Macos Srl e l’efficientamento energetico negli edifici complessi: metodo, controllo e risultati

L’approccio di Marius Neagu all’efficientamento energetico: modello ESCO, gestione integrata e risultati misurabili nel tempo su edifici complessi.

Nel racconto della riqualificazione energetica c’è spesso uno scarto evidente tra ciò che viene progettato e ciò che accade davvero dopo. Sulla carta, gli edifici migliorano sempre. Nella realtà, molto dipende da come gli interventi vengono gestiti, monitorati e mantenuti nel tempo.

È su questo terreno che si muove il lavoro di Marius Neagu, alla guida di Macos Srl, con un’impostazione che sposta l’attenzione dal progetto al comportamento reale degli edifici.

Oltre il progetto: cosa succede dopo i lavori

Nel settore edilizio, il momento della consegna è spesso considerato un punto di arrivo. È lì che si chiudono i cantieri, si tirano le somme e si certificano i risultati. Ma è anche il momento in cui iniziano le incognite.

Prestazioni energetiche, consumi, comfort: sono tutti parametri che si misurano davvero solo nel tempo. Ed è proprio su questa fase, spesso trascurata, che si concentra l’approccio sviluppato da Neagu. L’idea è semplice, ma poco praticata: un intervento ha valore solo se continua a funzionare, non solo se è stato eseguito correttamente.

Il modello ESCO in Macos Srl

Negli ultimi anni il modello ESCO è entrato stabilmente nel linguaggio della riqualificazione energetica. Non sempre, però, viene utilizzato come leva operativa.

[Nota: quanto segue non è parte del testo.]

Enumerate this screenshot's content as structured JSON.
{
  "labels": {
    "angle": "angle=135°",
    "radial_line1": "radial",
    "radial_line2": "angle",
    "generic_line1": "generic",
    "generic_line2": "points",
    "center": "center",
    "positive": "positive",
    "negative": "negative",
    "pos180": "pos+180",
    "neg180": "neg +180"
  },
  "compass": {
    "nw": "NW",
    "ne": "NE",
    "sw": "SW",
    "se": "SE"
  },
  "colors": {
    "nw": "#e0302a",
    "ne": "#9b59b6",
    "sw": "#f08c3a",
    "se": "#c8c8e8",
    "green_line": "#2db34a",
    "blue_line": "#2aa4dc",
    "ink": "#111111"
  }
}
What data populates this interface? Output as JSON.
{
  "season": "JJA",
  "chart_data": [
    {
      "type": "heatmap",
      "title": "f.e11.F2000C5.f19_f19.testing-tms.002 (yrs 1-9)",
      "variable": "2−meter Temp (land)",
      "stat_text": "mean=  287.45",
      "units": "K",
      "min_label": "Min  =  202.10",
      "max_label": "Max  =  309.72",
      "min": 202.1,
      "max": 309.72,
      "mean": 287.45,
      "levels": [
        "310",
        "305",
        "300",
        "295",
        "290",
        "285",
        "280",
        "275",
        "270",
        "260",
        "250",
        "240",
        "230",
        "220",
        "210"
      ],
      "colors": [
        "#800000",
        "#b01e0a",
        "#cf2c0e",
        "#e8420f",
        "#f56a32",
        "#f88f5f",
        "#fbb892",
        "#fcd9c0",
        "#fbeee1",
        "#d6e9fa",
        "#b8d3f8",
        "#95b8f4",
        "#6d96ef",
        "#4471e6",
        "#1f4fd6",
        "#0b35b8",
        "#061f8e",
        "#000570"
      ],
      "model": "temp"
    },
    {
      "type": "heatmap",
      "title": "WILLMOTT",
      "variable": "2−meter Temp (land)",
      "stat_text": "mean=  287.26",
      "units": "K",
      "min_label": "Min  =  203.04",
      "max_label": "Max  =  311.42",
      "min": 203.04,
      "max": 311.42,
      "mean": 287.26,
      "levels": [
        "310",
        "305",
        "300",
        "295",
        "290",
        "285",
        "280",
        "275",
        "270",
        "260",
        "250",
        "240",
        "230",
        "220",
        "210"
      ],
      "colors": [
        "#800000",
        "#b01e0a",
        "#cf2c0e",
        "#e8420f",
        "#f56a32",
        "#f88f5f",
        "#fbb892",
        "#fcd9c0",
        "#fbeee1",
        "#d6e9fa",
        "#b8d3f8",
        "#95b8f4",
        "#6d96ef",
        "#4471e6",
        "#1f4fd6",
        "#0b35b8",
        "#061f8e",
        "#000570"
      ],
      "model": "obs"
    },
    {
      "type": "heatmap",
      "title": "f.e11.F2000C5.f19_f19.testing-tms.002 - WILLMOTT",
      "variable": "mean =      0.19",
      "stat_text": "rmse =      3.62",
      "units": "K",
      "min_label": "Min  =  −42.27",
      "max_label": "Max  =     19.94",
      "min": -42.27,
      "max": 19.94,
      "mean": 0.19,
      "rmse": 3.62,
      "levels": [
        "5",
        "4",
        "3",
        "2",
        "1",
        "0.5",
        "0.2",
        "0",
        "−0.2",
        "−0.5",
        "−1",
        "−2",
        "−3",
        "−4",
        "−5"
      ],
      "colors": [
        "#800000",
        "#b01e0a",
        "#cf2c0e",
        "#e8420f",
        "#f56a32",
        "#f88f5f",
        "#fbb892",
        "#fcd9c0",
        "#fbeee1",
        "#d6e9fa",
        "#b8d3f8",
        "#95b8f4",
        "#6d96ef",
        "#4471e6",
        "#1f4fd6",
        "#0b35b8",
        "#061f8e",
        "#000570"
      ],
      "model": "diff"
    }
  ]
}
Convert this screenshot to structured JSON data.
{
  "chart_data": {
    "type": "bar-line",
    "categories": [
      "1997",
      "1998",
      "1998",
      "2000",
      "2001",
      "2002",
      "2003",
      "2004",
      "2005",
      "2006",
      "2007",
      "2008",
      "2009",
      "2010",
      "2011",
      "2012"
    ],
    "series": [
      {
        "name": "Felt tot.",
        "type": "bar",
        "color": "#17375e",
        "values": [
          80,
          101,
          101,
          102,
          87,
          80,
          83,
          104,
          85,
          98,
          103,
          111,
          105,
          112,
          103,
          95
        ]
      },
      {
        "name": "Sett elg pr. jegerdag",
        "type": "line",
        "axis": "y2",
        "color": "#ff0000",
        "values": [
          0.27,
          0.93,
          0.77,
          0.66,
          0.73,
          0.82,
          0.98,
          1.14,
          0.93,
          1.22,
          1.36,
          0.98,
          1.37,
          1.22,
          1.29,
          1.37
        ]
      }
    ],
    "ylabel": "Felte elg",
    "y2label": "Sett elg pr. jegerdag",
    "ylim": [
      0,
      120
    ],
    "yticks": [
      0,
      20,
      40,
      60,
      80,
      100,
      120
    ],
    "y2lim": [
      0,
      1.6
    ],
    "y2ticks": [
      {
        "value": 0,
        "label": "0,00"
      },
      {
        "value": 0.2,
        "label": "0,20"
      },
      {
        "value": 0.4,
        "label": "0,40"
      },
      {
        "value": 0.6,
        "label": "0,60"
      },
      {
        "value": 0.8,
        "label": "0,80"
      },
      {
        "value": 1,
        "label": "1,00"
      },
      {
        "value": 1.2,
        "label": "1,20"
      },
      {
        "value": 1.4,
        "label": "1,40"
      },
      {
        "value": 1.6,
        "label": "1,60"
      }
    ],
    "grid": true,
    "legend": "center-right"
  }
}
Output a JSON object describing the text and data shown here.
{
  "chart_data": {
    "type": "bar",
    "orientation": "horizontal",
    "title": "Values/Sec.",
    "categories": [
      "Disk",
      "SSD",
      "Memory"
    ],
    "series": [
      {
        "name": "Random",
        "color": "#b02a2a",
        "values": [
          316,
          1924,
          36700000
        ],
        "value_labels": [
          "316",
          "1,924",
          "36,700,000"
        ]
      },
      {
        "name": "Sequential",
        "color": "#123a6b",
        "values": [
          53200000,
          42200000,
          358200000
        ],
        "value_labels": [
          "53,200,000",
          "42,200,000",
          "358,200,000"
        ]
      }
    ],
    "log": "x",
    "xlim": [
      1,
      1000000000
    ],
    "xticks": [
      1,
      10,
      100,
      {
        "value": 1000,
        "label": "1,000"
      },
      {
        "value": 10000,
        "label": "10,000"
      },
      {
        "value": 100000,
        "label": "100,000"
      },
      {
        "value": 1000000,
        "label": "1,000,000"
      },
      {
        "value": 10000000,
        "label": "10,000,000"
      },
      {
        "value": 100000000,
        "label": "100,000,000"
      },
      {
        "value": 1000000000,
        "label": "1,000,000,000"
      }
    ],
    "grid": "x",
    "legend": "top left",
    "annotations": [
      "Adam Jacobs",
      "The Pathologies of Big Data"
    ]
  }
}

Nel caso di Macos, diventa invece parte integrante del lavoro: non una formula contrattuale, ma un metodo per verificare le prestazioni e mantenere sotto controllo l’efficienza nel tempo.

Questo significa lavorare con dati reali, misurare gli scostamenti, intervenire quando necessario. Significa, soprattutto, non fermarsi alla previsione iniziale.

Intervenire su edifici complessi: la vera criticità della gestione

Quando gli interventi riguardano grandi complessi residenziali o edifici articolati, la difficoltà non è tanto individuare le soluzioni tecniche. Il nodo è farle funzionare dentro contesti reali.

Cantieri estesi, attività che non possono fermarsi, più squadre operative da coordinare: è qui che emergono le principali criticità. Ed è qui che la componente organizzativa diventa determinante. Tempi, sequenze di lavorazione, controllo delle fasi: elementi meno visibili rispetto alla parte progettuale, ma decisivi per la riuscita dell’intervento.

Tra scala e metodo: cosa cambia davvero

Dai grandi interventi su complessi residenziali alle operazioni su edifici più contenuti, l’impostazione rimane la stessa: mantenere coerenza tra obiettivi dichiarati e risultati ottenuti.

Cambiano le dimensioni, non il metodo. Analisi iniziale, coordinamento operativo, verifica delle prestazioni: sono questi i passaggi che permettono di ridurre lo scarto tra progetto e realtà, che resta uno dei problemi più diffusi nel settore.

Una questione di affidabilità

Più che introdurre elementi “innovativi” in senso stretto, il lavoro di Marius Neagu insiste su un tema meno visibile ma centrale: l’affidabilità.Sapere cosa aspettarsi da un intervento, nel tempo, è ciò che distingue un progetto ben eseguito da un progetto davvero efficace. Ed è probabilmente anche il punto su cui si giocherà, nei prossimi anni, la qualità della riqualificazione energetica.